When the two lost souls end up working at the same zoo — she selling juice while wearing a gorilla hat, he sweeping up coins in the fountain — they find they’re kindred spirits. There is little conflict to keep them apart, and The Giant Mechanical Man stumbles badly in its last third when it attempts to whip up a little dramatic tension. Along the way, this sweet, erratic, and somewhat sleepy film registers some comic surprises and thoughtful observations amid its clichés of not-so-youthful drifting.
Fischer (who co-produced the film) and Messina make an appealing pair; their scenes together have the tender charm of two hopeless romantics connecting. A strong supporting cast of comic talent — including Malin Akerman, Rich Sommer, Lucy Punch, and (briefly) Bob Odenkirk — is given little to do, and Topher Grace’s broad performance as the obnoxious, clueless motivational speaker was probably funnier to watch on the set than on the screen, where it clashes with the otherwise low-key tone.

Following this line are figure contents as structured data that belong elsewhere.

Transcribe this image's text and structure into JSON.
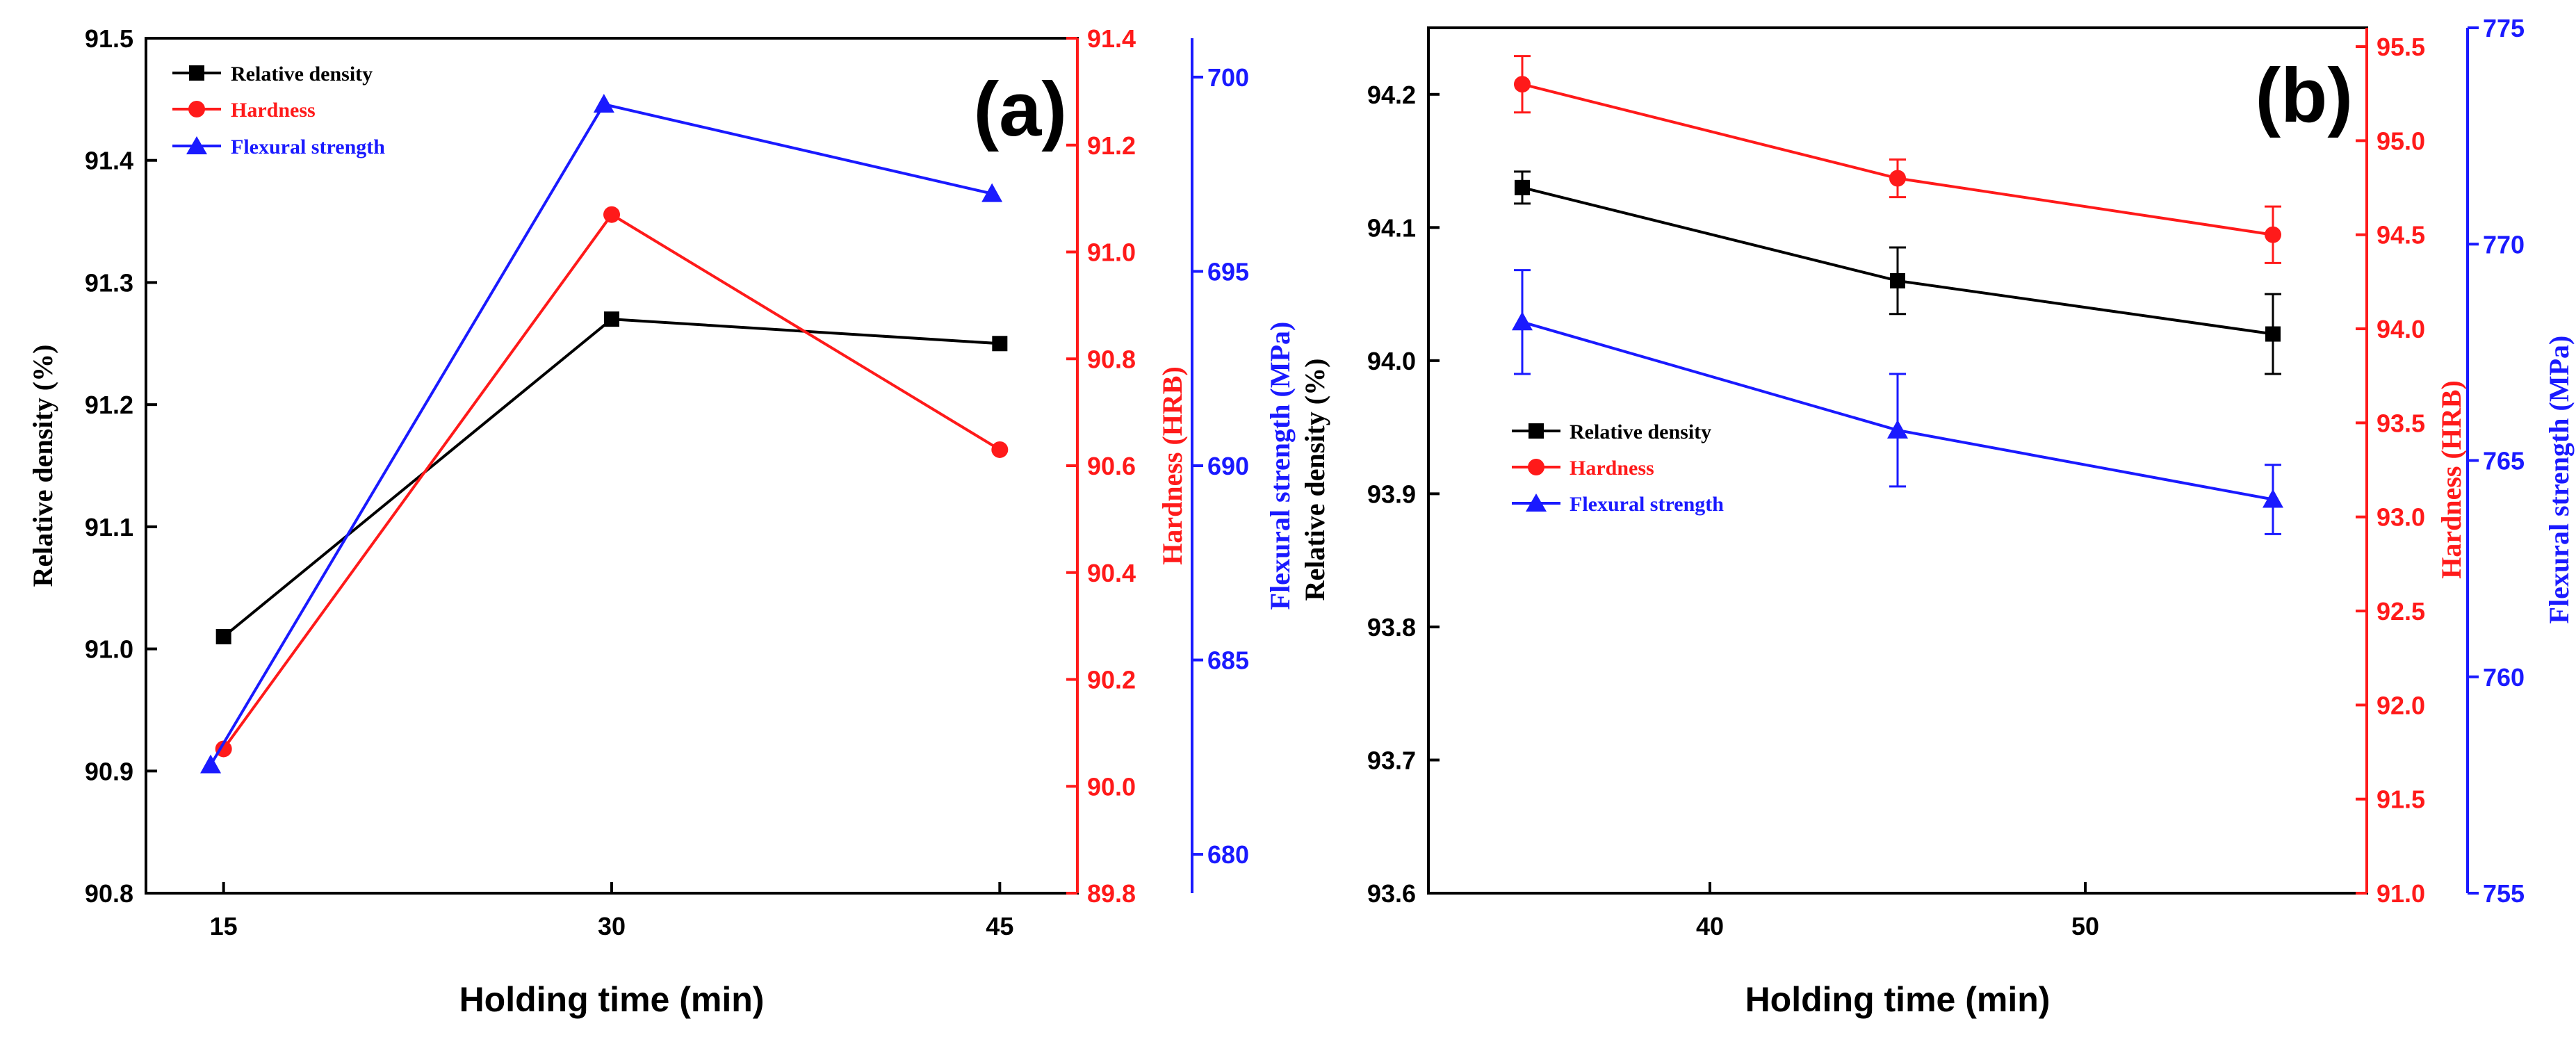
{
  "colors": {
    "density": "#000000",
    "hardness": "#ff1a1a",
    "strength": "#1a1aff"
  },
  "chart_data": [
    {
      "panel": "(a)",
      "type": "line",
      "xlabel": "Holding time (min)",
      "x": [
        15,
        30,
        45
      ],
      "xticks": [
        "15",
        "30",
        "45"
      ],
      "xlim": [
        12,
        48
      ],
      "left_axis": {
        "label": "Relative density (%)",
        "ylim": [
          90.8,
          91.5
        ],
        "ticks": [
          "90.8",
          "90.9",
          "91.0",
          "91.1",
          "91.2",
          "91.3",
          "91.4",
          "91.5"
        ]
      },
      "right_axis_1": {
        "label": "Hardness (HRB)",
        "ylim": [
          89.8,
          91.4
        ],
        "ticks": [
          "89.8",
          "90.0",
          "90.2",
          "90.4",
          "90.6",
          "90.8",
          "91.0",
          "91.2",
          "91.4"
        ]
      },
      "right_axis_2": {
        "label": "Flexural strength (MPa)",
        "ylim": [
          679,
          701
        ],
        "ticks": [
          "680",
          "685",
          "690",
          "695",
          "700"
        ]
      },
      "legend": [
        "Relative density",
        "Hardness",
        "Flexural strength"
      ],
      "series": [
        {
          "name": "Relative density",
          "axis": "left",
          "marker": "square",
          "x": [
            15,
            30,
            45
          ],
          "values": [
            91.01,
            91.27,
            91.25
          ]
        },
        {
          "name": "Hardness",
          "axis": "right1",
          "marker": "circle",
          "x": [
            15,
            30,
            45
          ],
          "values": [
            90.07,
            91.07,
            90.63
          ]
        },
        {
          "name": "Flexural strength",
          "axis": "right2",
          "marker": "triangle",
          "x": [
            14.5,
            29.7,
            44.7
          ],
          "values": [
            682.3,
            699.3,
            697.0
          ]
        }
      ]
    },
    {
      "panel": "(b)",
      "type": "line",
      "xlabel": "Holding time (min)",
      "x": [
        35,
        45,
        55
      ],
      "xticks": [
        "40",
        "50"
      ],
      "xlim": [
        32.5,
        57.5
      ],
      "left_axis": {
        "label": "Relative density (%)",
        "ylim": [
          93.6,
          94.25
        ],
        "ticks": [
          "93.6",
          "93.7",
          "93.8",
          "93.9",
          "94.0",
          "94.1",
          "94.2"
        ]
      },
      "right_axis_1": {
        "label": "Hardness (HRB)",
        "ylim": [
          91.0,
          95.6
        ],
        "ticks": [
          "91.0",
          "91.5",
          "92.0",
          "92.5",
          "93.0",
          "93.5",
          "94.0",
          "94.5",
          "95.0",
          "95.5"
        ]
      },
      "right_axis_2": {
        "label": "Flexural strength (MPa)",
        "ylim": [
          755,
          775
        ],
        "ticks": [
          "755",
          "760",
          "765",
          "770",
          "775"
        ]
      },
      "legend": [
        "Relative density",
        "Hardness",
        "Flexural strength"
      ],
      "series": [
        {
          "name": "Relative density",
          "axis": "left",
          "marker": "square",
          "x": [
            35,
            45,
            55
          ],
          "values": [
            94.13,
            94.06,
            94.02
          ],
          "errors": [
            0.012,
            0.025,
            0.03
          ]
        },
        {
          "name": "Hardness",
          "axis": "right1",
          "marker": "circle",
          "x": [
            35,
            45,
            55
          ],
          "values": [
            95.3,
            94.8,
            94.5
          ],
          "errors": [
            0.15,
            0.1,
            0.15
          ]
        },
        {
          "name": "Flexural strength",
          "axis": "right2",
          "marker": "triangle",
          "x": [
            35,
            45,
            55
          ],
          "values": [
            768.2,
            765.7,
            764.1
          ],
          "errors": [
            1.2,
            1.3,
            0.8
          ]
        }
      ]
    }
  ]
}
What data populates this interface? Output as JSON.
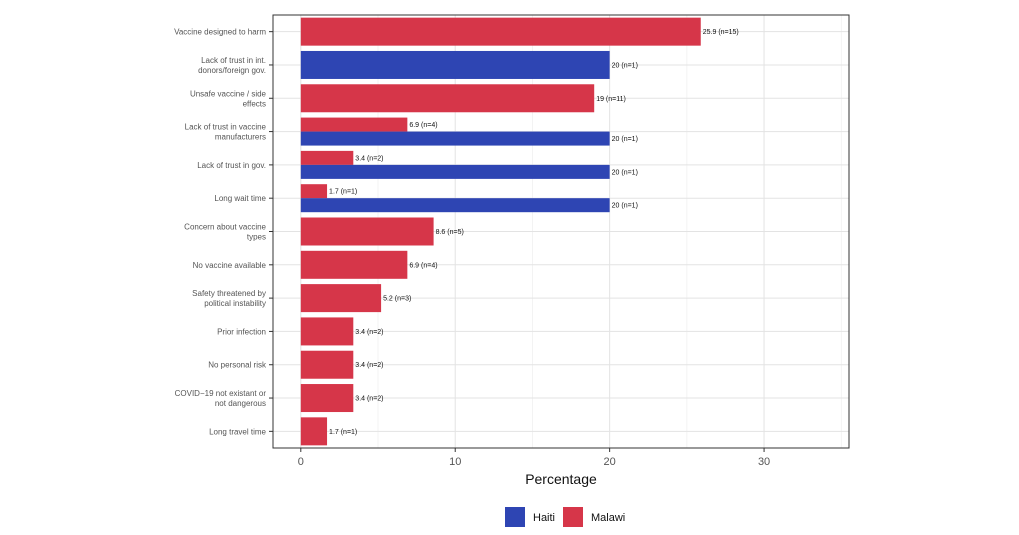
{
  "chart_data": {
    "type": "bar",
    "orientation": "horizontal",
    "xlabel": "Percentage",
    "ylabel": "",
    "xlim": [
      -1.8,
      35.5
    ],
    "xticks": [
      0,
      10,
      20,
      30
    ],
    "grid": true,
    "legend_position": "bottom",
    "colors": {
      "Haiti": "#2e45b3",
      "Malawi": "#d63649"
    },
    "categories": [
      {
        "label": [
          "Vaccine designed to harm"
        ],
        "bars": [
          {
            "series": "Malawi",
            "value": 25.9,
            "text": "25.9 (n=15)"
          }
        ]
      },
      {
        "label": [
          "Lack of trust in int.",
          "donors/foreign gov."
        ],
        "bars": [
          {
            "series": "Haiti",
            "value": 20,
            "text": "20 (n=1)"
          }
        ]
      },
      {
        "label": [
          "Unsafe vaccine / side",
          "effects"
        ],
        "bars": [
          {
            "series": "Malawi",
            "value": 19,
            "text": "19 (n=11)"
          }
        ]
      },
      {
        "label": [
          "Lack of trust in vaccine",
          "manufacturers"
        ],
        "bars": [
          {
            "series": "Malawi",
            "value": 6.9,
            "text": "6.9 (n=4)"
          },
          {
            "series": "Haiti",
            "value": 20,
            "text": "20 (n=1)"
          }
        ]
      },
      {
        "label": [
          "Lack of trust in gov."
        ],
        "bars": [
          {
            "series": "Malawi",
            "value": 3.4,
            "text": "3.4 (n=2)"
          },
          {
            "series": "Haiti",
            "value": 20,
            "text": "20 (n=1)"
          }
        ]
      },
      {
        "label": [
          "Long wait time"
        ],
        "bars": [
          {
            "series": "Malawi",
            "value": 1.7,
            "text": "1.7 (n=1)"
          },
          {
            "series": "Haiti",
            "value": 20,
            "text": "20 (n=1)"
          }
        ]
      },
      {
        "label": [
          "Concern about vaccine",
          "types"
        ],
        "bars": [
          {
            "series": "Malawi",
            "value": 8.6,
            "text": "8.6 (n=5)"
          }
        ]
      },
      {
        "label": [
          "No vaccine available"
        ],
        "bars": [
          {
            "series": "Malawi",
            "value": 6.9,
            "text": "6.9 (n=4)"
          }
        ]
      },
      {
        "label": [
          "Safety threatened by",
          "political instability"
        ],
        "bars": [
          {
            "series": "Malawi",
            "value": 5.2,
            "text": "5.2 (n=3)"
          }
        ]
      },
      {
        "label": [
          "Prior infection"
        ],
        "bars": [
          {
            "series": "Malawi",
            "value": 3.4,
            "text": "3.4 (n=2)"
          }
        ]
      },
      {
        "label": [
          "No personal risk"
        ],
        "bars": [
          {
            "series": "Malawi",
            "value": 3.4,
            "text": "3.4 (n=2)"
          }
        ]
      },
      {
        "label": [
          "COVID−19 not existant or",
          "not dangerous"
        ],
        "bars": [
          {
            "series": "Malawi",
            "value": 3.4,
            "text": "3.4 (n=2)"
          }
        ]
      },
      {
        "label": [
          "Long travel time"
        ],
        "bars": [
          {
            "series": "Malawi",
            "value": 1.7,
            "text": "1.7 (n=1)"
          }
        ]
      }
    ],
    "legend": [
      {
        "name": "Haiti"
      },
      {
        "name": "Malawi"
      }
    ]
  }
}
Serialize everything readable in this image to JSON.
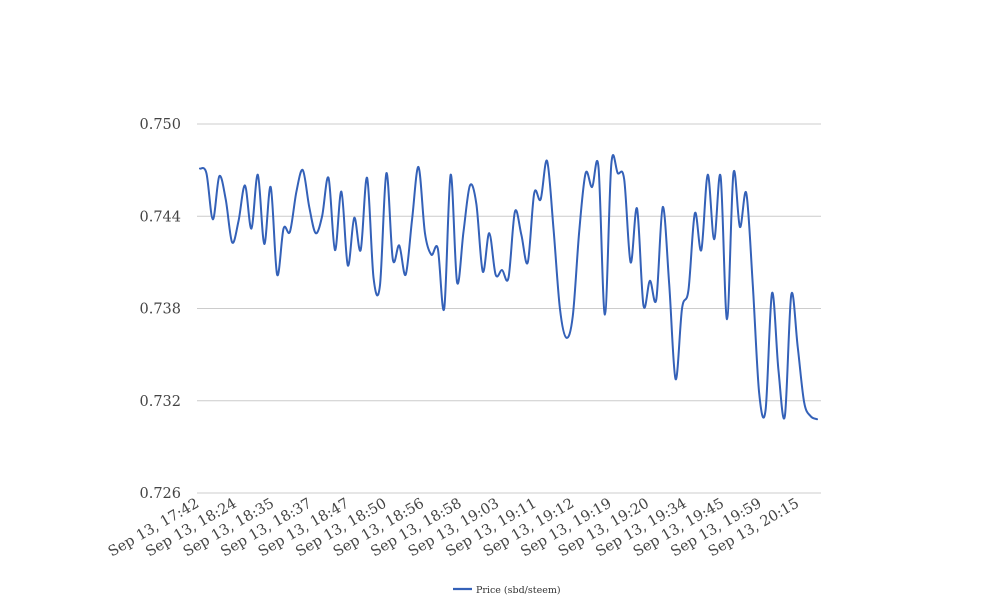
{
  "chart_data": {
    "type": "line",
    "title": "",
    "xlabel": "",
    "ylabel": "",
    "ylim": [
      0.726,
      0.75
    ],
    "y_ticks": [
      "0.750",
      "0.744",
      "0.738",
      "0.732",
      "0.726"
    ],
    "x_ticks": [
      "Sep 13, 17:42",
      "Sep 13, 18:24",
      "Sep 13, 18:35",
      "Sep 13, 18:37",
      "Sep 13, 18:47",
      "Sep 13, 18:50",
      "Sep 13, 18:56",
      "Sep 13, 18:58",
      "Sep 13, 19:03",
      "Sep 13, 19:11",
      "Sep 13, 19:12",
      "Sep 13, 19:19",
      "Sep 13, 19:20",
      "Sep 13, 19:34",
      "Sep 13, 19:45",
      "Sep 13, 19:59",
      "Sep 13, 20:15"
    ],
    "grid": true,
    "legend_position": "bottom",
    "series": [
      {
        "name": "Price (sbd/steem)",
        "color": "#3461b8",
        "values": [
          0.7471,
          0.7468,
          0.7438,
          0.7466,
          0.7451,
          0.7423,
          0.7437,
          0.746,
          0.7432,
          0.7467,
          0.7422,
          0.7459,
          0.7402,
          0.7432,
          0.743,
          0.7456,
          0.747,
          0.7446,
          0.7429,
          0.744,
          0.7465,
          0.7418,
          0.7456,
          0.7408,
          0.7439,
          0.7418,
          0.7465,
          0.74,
          0.7395,
          0.7468,
          0.7412,
          0.7421,
          0.7402,
          0.7438,
          0.7472,
          0.7429,
          0.7415,
          0.7419,
          0.738,
          0.7467,
          0.7397,
          0.743,
          0.746,
          0.7448,
          0.7404,
          0.7429,
          0.7402,
          0.7405,
          0.74,
          0.7443,
          0.7428,
          0.741,
          0.7455,
          0.7451,
          0.7476,
          0.7432,
          0.738,
          0.7361,
          0.7375,
          0.743,
          0.7468,
          0.7459,
          0.7472,
          0.7376,
          0.7474,
          0.7468,
          0.7464,
          0.741,
          0.7445,
          0.7382,
          0.7398,
          0.7386,
          0.7446,
          0.7396,
          0.7334,
          0.738,
          0.7392,
          0.7442,
          0.7418,
          0.7467,
          0.7425,
          0.7466,
          0.7373,
          0.7468,
          0.7433,
          0.7455,
          0.7396,
          0.7325,
          0.7314,
          0.739,
          0.734,
          0.731,
          0.7389,
          0.7355,
          0.7319,
          0.731,
          0.7308
        ]
      }
    ]
  }
}
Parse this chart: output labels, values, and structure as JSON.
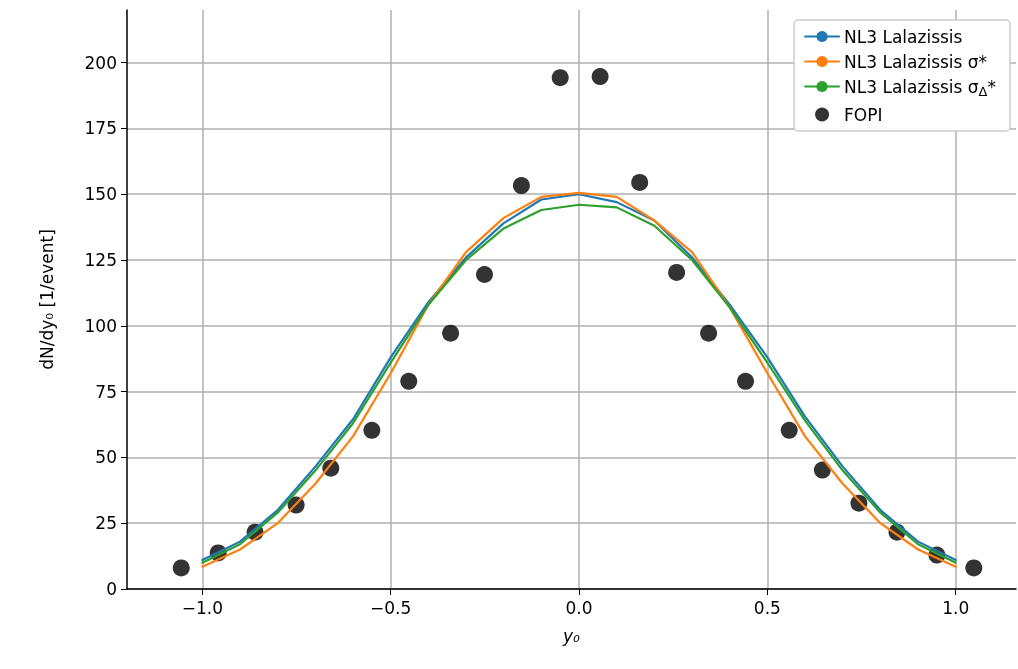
{
  "chart_data": {
    "type": "line",
    "xlabel": "y₀",
    "ylabel": "dN/dy₀ [1/event]",
    "xlim": [
      -1.2,
      1.16
    ],
    "xticks": [
      {
        "value": -1,
        "label": "−1.0"
      },
      {
        "value": -0.5,
        "label": "−0.5"
      },
      {
        "value": 0,
        "label": "0.0"
      },
      {
        "value": 0.5,
        "label": "0.5"
      },
      {
        "value": 1,
        "label": "1.0"
      }
    ],
    "ylim": [
      0,
      220
    ],
    "yticks": [
      0,
      25,
      50,
      75,
      100,
      125,
      150,
      175,
      200
    ],
    "grid": true,
    "legend": "top right",
    "series": [
      {
        "name": "NL3 Lalazissis",
        "marker": "none",
        "color": "#1f77b4",
        "x": [
          -1,
          -0.9,
          -0.8,
          -0.7,
          -0.6,
          -0.5,
          -0.4,
          -0.3,
          -0.2,
          -0.1,
          0,
          0.1,
          0.2,
          0.3,
          0.4,
          0.5,
          0.6,
          0.7,
          0.8,
          0.9,
          1
        ],
        "values": [
          11,
          18,
          30,
          46.5,
          64.5,
          88,
          109,
          126,
          139,
          148,
          150,
          147,
          140,
          126,
          108,
          88,
          65.5,
          46.5,
          30,
          18,
          11
        ]
      },
      {
        "name": "NL3 Lalazissis σ*",
        "marker": "none",
        "color": "#ff7f0e",
        "x": [
          -1,
          -0.9,
          -0.8,
          -0.7,
          -0.6,
          -0.5,
          -0.4,
          -0.3,
          -0.2,
          -0.1,
          0,
          0.1,
          0.2,
          0.3,
          0.4,
          0.5,
          0.6,
          0.7,
          0.8,
          0.9,
          1
        ],
        "values": [
          8.5,
          15,
          25,
          40,
          58,
          82,
          108,
          128,
          141,
          149,
          150.5,
          149,
          140,
          128,
          107,
          82,
          58,
          40,
          25,
          15,
          8.5
        ]
      },
      {
        "name": "NL3 Lalazissis σ$_{Δ}$*",
        "marker": "none",
        "color": "#2ca02c",
        "x": [
          -1,
          -0.9,
          -0.8,
          -0.7,
          -0.6,
          -0.5,
          -0.4,
          -0.3,
          -0.2,
          -0.1,
          0,
          0.1,
          0.2,
          0.3,
          0.4,
          0.5,
          0.6,
          0.7,
          0.8,
          0.9,
          1
        ],
        "values": [
          10,
          17,
          29,
          45,
          63,
          86,
          108,
          125,
          137,
          144,
          146,
          145,
          138,
          125,
          107,
          86,
          64,
          45,
          29,
          17,
          10
        ]
      },
      {
        "name": "FOPI",
        "type": "scatter",
        "marker": "circle",
        "color": "#000000",
        "x": [
          -1.056,
          -0.958,
          -0.86,
          -0.751,
          -0.659,
          -0.55,
          -0.452,
          -0.341,
          -0.251,
          -0.153,
          -0.05,
          0.056,
          0.161,
          0.259,
          0.344,
          0.442,
          0.558,
          0.646,
          0.743,
          0.844,
          0.95,
          1.048
        ],
        "values": [
          8,
          13.7,
          21.6,
          31.9,
          45.9,
          60.3,
          78.9,
          97.2,
          119.5,
          153.3,
          194.3,
          194.7,
          154.5,
          120.3,
          97.2,
          78.9,
          60.3,
          45.2,
          32.6,
          21.6,
          12.9,
          8
        ]
      }
    ]
  }
}
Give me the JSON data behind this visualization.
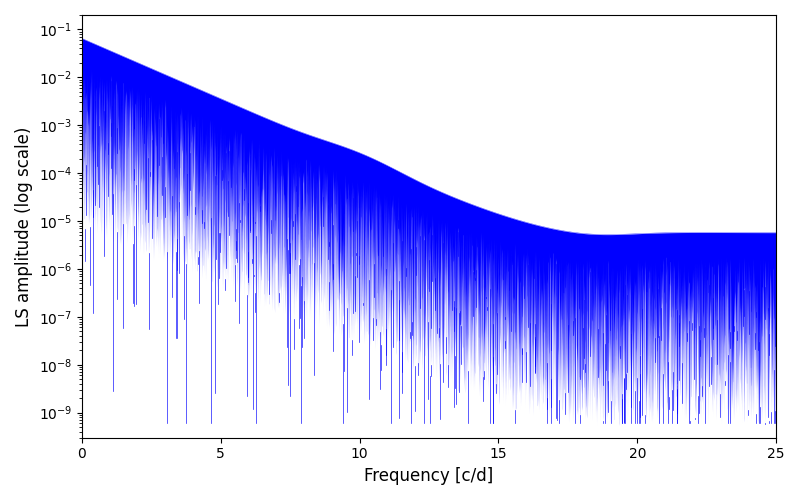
{
  "xlabel": "Frequency [c/d]",
  "ylabel": "LS amplitude (log scale)",
  "xlim": [
    0,
    25
  ],
  "ylim_low": 3e-10,
  "ylim_high": 0.2,
  "line_color": "#0000ff",
  "background_color": "#ffffff",
  "xlabel_fontsize": 12,
  "ylabel_fontsize": 12,
  "tick_fontsize": 10,
  "figsize": [
    8.0,
    5.0
  ],
  "dpi": 100,
  "seed": 42,
  "n_points": 8000
}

The film was written and directed by Lee Kirk, Fischer’s real-life husband. Kirk’s script contains promising shards of deadpan humor with a slightly absurdist edge, especially in the early scenes depicting Janice’s temping misadventures and Tim’s self-delusion. But too often the situations — whether comic or dramatic — feel underdeveloped, instead of heightened into revelation or at least discomfort. Like its characters, the film drifts into aimlessness and dejection, a sort of low-stakes, middle-class anomie. The Giant Mechanical Man endorses uniqueness but shows little originality in its choice of satirical targets: the self-help movement, corporate douchery, and the indignities sensitive souls suffer in a world that fails to recognize how special they are. Ultimately, its insights are too conventional and its perspective too narrow to shed much light on the experiences of individuals, let alone society at large.